1. Field of the Invention
The present invention relates to a method for fabricating a metal oxide semiconductor field effect transistor (MOSFET) of a semiconductor circuit, and more particularly to a method for fabricating a MOSFET, capable of reducing the topology of a gate electrode of the MOSFET.
2. Description of the Prior Art
Generally, MOSFETs are employed in a semiconductor circuit. Such a MOSFET include a gate electrode formed on an active region of a semiconductor substrate and insulated from the semiconductor substrate, and a source and a drain respectively formed on opposite ends of the semiconductor substrate and having a junction structure. Conductors are in contact with the source and drain, respectively, so that the MOSFET is connected to other elements, thereby forming a circuit.

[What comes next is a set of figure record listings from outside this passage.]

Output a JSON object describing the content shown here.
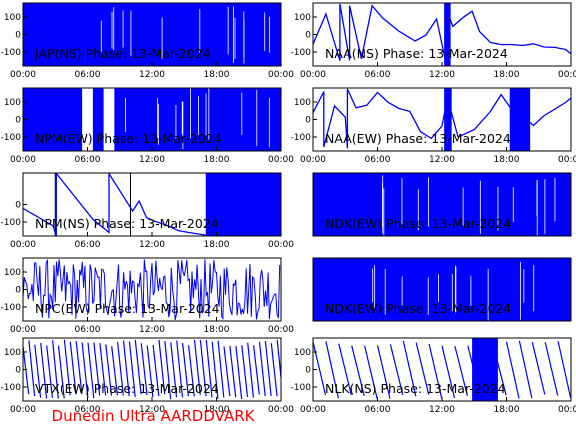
{
  "footer_title": "Dunedin Ultra AARDDVARK",
  "colors": {
    "trace": "#0000ff",
    "axes": "#000000",
    "footer": "#ff0000"
  },
  "chart_data": [
    {
      "type": "line",
      "title": "JAP(NS) Phase: 13-Mar-2024",
      "x_ticks": [
        "00:00",
        "06:00",
        "12:00",
        "18:00",
        "00:00"
      ],
      "y_ticks": [
        100,
        0,
        -100
      ],
      "ylim": [
        -180,
        180
      ],
      "series": [
        {
          "style": "dense-noise",
          "segments": [
            [
              0,
              24
            ]
          ]
        }
      ]
    },
    {
      "type": "line",
      "title": "NAA(NS) Phase: 13-Mar-2024",
      "x_ticks": [
        "00:00",
        "06:00",
        "12:00",
        "18:00",
        "00:00"
      ],
      "y_ticks": [
        100,
        0,
        -100
      ],
      "ylim": [
        -180,
        180
      ],
      "series": [
        {
          "style": "phase-drift",
          "points": [
            [
              0,
              -60
            ],
            [
              1.2,
              120
            ],
            [
              2.5,
              -150
            ],
            [
              2.5,
              170
            ],
            [
              3.4,
              -150
            ],
            [
              3.4,
              170
            ],
            [
              4.5,
              -140
            ],
            [
              5.5,
              170
            ],
            [
              6.5,
              90
            ],
            [
              8,
              20
            ],
            [
              9.5,
              -40
            ],
            [
              10.5,
              0
            ],
            [
              11.5,
              90
            ],
            [
              12.3,
              -140
            ],
            [
              12.3,
              170
            ],
            [
              13,
              40
            ],
            [
              14,
              100
            ],
            [
              14.8,
              140
            ],
            [
              15.5,
              20
            ],
            [
              16.5,
              -40
            ],
            [
              17.5,
              -60
            ],
            [
              18.5,
              -50
            ],
            [
              19.5,
              -60
            ],
            [
              20.5,
              -50
            ],
            [
              21.5,
              -70
            ],
            [
              22.5,
              -70
            ],
            [
              23.5,
              -90
            ],
            [
              24,
              -110
            ]
          ],
          "bands": [
            [
              12.2,
              12.8
            ]
          ]
        }
      ]
    },
    {
      "type": "line",
      "title": "NPM(EW) Phase: 13-Mar-2024",
      "x_ticks": [
        "00:00",
        "06:00",
        "12:00",
        "18:00",
        "00:00"
      ],
      "y_ticks": [
        100,
        0,
        -100
      ],
      "ylim": [
        -180,
        180
      ],
      "series": [
        {
          "style": "dense-noise",
          "segments": [
            [
              0,
              5.5
            ],
            [
              6.5,
              7.5
            ],
            [
              8.5,
              24
            ]
          ]
        }
      ]
    },
    {
      "type": "line",
      "title": "NAA(EW) Phase: 13-Mar-2024",
      "x_ticks": [
        "00:00",
        "06:00",
        "12:00",
        "18:00",
        "00:00"
      ],
      "y_ticks": [
        100,
        0,
        -100
      ],
      "ylim": [
        -180,
        180
      ],
      "series": [
        {
          "style": "phase-drift",
          "points": [
            [
              0,
              40
            ],
            [
              1,
              160
            ],
            [
              1,
              -150
            ],
            [
              2,
              80
            ],
            [
              3,
              10
            ],
            [
              3.2,
              -170
            ],
            [
              3.2,
              170
            ],
            [
              4,
              60
            ],
            [
              5,
              80
            ],
            [
              6,
              150
            ],
            [
              7,
              100
            ],
            [
              8,
              70
            ],
            [
              9,
              50
            ],
            [
              10,
              -70
            ],
            [
              11,
              -110
            ],
            [
              12,
              -40
            ],
            [
              12.5,
              120
            ],
            [
              13.5,
              -100
            ],
            [
              15,
              -60
            ],
            [
              16.5,
              40
            ],
            [
              17.5,
              140
            ],
            [
              18.5,
              60
            ],
            [
              19.5,
              20
            ],
            [
              20.5,
              -30
            ],
            [
              21.5,
              20
            ],
            [
              22.5,
              60
            ],
            [
              23.5,
              100
            ],
            [
              24,
              120
            ]
          ],
          "bands": [
            [
              12.2,
              12.9
            ],
            [
              18.3,
              20.2
            ]
          ]
        }
      ]
    },
    {
      "type": "line",
      "title": "NPM(NS) Phase: 13-Mar-2024",
      "x_ticks": [
        "00:00",
        "06:00",
        "12:00",
        "18:00",
        "00:00"
      ],
      "y_ticks": [
        0,
        -100
      ],
      "ylim": [
        -180,
        180
      ],
      "series": [
        {
          "style": "phase-drift",
          "points": [
            [
              0,
              -20
            ],
            [
              2.8,
              -120
            ],
            [
              3.1,
              -180
            ],
            [
              3.1,
              180
            ],
            [
              6.5,
              -80
            ],
            [
              8,
              -160
            ],
            [
              8,
              170
            ],
            [
              10.2,
              -40
            ],
            [
              10.8,
              20
            ],
            [
              11.5,
              -80
            ],
            [
              12.3,
              -100
            ],
            [
              13.5,
              -120
            ],
            [
              14.5,
              -150
            ],
            [
              15.5,
              -160
            ],
            [
              17,
              -170
            ]
          ],
          "bands": [
            [
              17,
              24
            ]
          ],
          "vlines": [
            3,
            10
          ]
        }
      ]
    },
    {
      "type": "line",
      "title": "NDK(EW) Phase: 13-Mar-2024",
      "x_ticks": [],
      "y_ticks": [],
      "ylim": [
        -180,
        180
      ],
      "series": [
        {
          "style": "dense-noise",
          "segments": [
            [
              0,
              24
            ]
          ]
        }
      ]
    },
    {
      "type": "line",
      "title": "NPC(EW) Phase: 13-Mar-2024",
      "x_ticks": [
        "00:00",
        "06:00",
        "12:00",
        "18:00",
        "00:00"
      ],
      "y_ticks": [
        100,
        0,
        -100
      ],
      "ylim": [
        -180,
        180
      ],
      "series": [
        {
          "style": "oscillating",
          "segments": [
            [
              0,
              24
            ]
          ]
        }
      ]
    },
    {
      "type": "line",
      "title": "NDK(EW) Phase: 13-Mar-2024",
      "x_ticks": [],
      "y_ticks": [],
      "ylim": [
        -180,
        180
      ],
      "series": [
        {
          "style": "dense-noise",
          "segments": [
            [
              0,
              24
            ]
          ]
        }
      ]
    },
    {
      "type": "line",
      "title": "VTX(EW) Phase: 13-Mar-2024",
      "x_ticks": [
        "00:00",
        "06:00",
        "12:00",
        "18:00",
        "00:00"
      ],
      "y_ticks": [
        100,
        0,
        -100
      ],
      "ylim": [
        -180,
        180
      ],
      "series": [
        {
          "style": "sawtooth",
          "period_h": 0.55,
          "segments": [
            [
              0,
              24
            ]
          ]
        }
      ]
    },
    {
      "type": "line",
      "title": "NLK(NS) Phase: 13-Mar-2024",
      "x_ticks": [
        "00:00",
        "06:00",
        "12:00",
        "18:00",
        "00:00"
      ],
      "y_ticks": [
        100,
        0,
        -100
      ],
      "ylim": [
        -180,
        180
      ],
      "series": [
        {
          "style": "sawtooth",
          "period_h": 1.2,
          "segments": [
            [
              0,
              24
            ]
          ],
          "bands": [
            [
              14.8,
              17.2
            ]
          ]
        }
      ]
    }
  ]
}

In a highly integrated semiconductor circuit, multilayered conductors are overlapped with the semiconductor substrate, thereby increasing the topology of the semiconductor circuit. Such an increase in topology results in an undesirable residue generated after patterning an upper layer deposited over the multilayer structure or formation of an inaccurate pattern.

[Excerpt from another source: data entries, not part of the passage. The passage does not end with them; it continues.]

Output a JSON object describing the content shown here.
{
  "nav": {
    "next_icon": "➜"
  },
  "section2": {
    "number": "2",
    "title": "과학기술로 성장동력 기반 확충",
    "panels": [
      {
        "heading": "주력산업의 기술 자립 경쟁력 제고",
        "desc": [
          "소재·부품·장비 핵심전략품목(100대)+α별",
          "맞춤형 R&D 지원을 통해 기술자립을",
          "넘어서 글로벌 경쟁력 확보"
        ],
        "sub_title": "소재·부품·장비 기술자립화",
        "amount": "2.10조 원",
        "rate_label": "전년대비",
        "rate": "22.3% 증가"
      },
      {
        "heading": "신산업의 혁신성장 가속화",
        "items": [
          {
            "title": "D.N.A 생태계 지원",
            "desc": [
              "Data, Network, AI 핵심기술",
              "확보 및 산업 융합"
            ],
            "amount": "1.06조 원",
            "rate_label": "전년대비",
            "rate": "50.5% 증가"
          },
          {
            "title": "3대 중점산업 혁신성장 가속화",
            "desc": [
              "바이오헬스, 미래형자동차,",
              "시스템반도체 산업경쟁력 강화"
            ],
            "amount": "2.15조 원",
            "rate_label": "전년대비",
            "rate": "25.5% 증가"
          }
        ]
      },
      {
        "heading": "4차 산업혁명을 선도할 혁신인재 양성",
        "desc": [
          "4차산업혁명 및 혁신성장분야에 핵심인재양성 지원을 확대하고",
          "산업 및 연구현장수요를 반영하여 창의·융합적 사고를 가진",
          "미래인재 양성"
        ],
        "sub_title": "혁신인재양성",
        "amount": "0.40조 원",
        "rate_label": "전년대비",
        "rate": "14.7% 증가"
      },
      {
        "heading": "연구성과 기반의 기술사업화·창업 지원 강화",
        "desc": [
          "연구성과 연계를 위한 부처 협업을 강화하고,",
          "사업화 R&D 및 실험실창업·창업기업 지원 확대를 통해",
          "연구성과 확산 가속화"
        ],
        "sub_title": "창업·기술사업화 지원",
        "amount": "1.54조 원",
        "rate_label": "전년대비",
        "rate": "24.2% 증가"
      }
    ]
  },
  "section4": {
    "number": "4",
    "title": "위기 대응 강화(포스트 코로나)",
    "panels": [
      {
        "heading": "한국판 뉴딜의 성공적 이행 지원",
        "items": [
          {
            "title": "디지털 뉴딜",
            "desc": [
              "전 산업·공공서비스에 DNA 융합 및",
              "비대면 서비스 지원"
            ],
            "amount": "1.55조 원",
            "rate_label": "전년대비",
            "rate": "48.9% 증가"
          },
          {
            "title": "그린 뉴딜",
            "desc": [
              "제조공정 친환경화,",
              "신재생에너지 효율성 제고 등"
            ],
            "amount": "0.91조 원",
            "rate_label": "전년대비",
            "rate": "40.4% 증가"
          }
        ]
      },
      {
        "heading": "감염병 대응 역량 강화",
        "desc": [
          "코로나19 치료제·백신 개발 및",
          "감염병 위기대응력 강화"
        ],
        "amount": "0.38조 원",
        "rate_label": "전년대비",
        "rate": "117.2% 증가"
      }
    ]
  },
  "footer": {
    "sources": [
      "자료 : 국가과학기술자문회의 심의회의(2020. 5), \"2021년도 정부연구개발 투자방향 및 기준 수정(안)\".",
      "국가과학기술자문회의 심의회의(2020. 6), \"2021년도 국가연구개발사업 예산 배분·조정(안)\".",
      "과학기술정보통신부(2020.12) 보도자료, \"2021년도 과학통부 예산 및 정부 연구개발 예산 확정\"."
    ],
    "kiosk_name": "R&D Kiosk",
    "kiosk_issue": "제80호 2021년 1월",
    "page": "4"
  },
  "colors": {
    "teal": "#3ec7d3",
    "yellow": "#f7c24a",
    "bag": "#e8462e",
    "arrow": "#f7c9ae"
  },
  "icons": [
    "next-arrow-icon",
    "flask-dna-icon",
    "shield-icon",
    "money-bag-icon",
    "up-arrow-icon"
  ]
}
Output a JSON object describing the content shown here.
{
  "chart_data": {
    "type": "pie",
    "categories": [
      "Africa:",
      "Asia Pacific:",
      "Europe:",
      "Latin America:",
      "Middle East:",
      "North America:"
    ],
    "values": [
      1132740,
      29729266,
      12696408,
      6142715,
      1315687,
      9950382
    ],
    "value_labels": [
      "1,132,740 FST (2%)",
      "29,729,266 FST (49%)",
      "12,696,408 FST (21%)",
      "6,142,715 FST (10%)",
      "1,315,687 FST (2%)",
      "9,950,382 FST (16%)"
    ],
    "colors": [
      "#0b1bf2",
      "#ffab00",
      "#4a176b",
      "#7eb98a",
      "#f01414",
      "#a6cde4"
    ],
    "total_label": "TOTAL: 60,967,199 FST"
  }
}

A conventional method for fabricating a MOSFET having the general structure will be described in conjunction with FIG. 1.
In accordance with the method shown in FIG. 1, first, a mask is formed on a p type silicon substrate 1 so that a predetermined field region of the silicon substrate 1 is exposed through the mask. Using the mask, p.sup.+ type ions are implanted in the silicon substrate 1, thereby forming channel stopper regions 2. Thereafter, a field oxide film 3 is formed on the silicon substrate 1. On a portion of the silicon substrate 1 corresponding to an active region, a gate oxide film 4 and a gate electrode 5 comprised of a polysilicon film are then formed. Subsequently, N.sup.- type ions are implanted in the silicon substrate 1. After the implantation of N.sup.- type ions, insulating film spacers 6 are formed on side walls of the gate electrode 5, respectively. N.sup.+ type ions are then implanted in the silicon substrate 1, thereby forming a source 7A and a drain 7B. Over the entire exposed surface of the resulting structure, an interlayer insulating film 8 are formed. The interlayer insulating film 8 is then subjected to an etch so as to form contact holes 9 through which the source 7A and the drain 7B are exposed, respectively. Finally, a metal wiring 10 being in contact with the source 7A and the drain 7B is formed on the resulting structure.

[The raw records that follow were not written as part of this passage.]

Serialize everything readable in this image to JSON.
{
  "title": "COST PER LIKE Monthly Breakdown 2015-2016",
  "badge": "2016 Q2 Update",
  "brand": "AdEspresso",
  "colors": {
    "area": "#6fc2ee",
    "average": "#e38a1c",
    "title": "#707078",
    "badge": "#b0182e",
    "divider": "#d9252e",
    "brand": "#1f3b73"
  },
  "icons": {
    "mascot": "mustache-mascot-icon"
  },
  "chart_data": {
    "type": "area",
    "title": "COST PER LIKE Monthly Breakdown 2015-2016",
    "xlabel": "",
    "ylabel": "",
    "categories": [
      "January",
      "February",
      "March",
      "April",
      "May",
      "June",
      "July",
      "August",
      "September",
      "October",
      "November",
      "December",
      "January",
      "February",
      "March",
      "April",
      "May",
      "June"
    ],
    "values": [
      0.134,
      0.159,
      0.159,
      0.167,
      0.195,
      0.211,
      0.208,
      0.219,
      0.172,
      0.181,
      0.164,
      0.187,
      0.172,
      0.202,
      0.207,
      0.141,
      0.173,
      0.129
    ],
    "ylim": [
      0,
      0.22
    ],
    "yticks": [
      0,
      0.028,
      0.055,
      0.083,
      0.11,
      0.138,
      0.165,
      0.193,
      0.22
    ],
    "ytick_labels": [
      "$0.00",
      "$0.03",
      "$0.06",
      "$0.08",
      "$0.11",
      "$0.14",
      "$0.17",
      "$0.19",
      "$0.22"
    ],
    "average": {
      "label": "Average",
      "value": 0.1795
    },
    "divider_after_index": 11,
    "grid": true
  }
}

In accordance with the conventional method, however, an increase in topology occurs because the gate electrode is protruded from the upper surface of the silicon substrate. As a result, the conventional method encounters a problem of an addition of a planarization process step required upon forming the upper layer. The conventional method also involves a problem of a spiking phenomenon occurring at the surface of the substrate because the metal wiring is in direct contact with the source and the drain.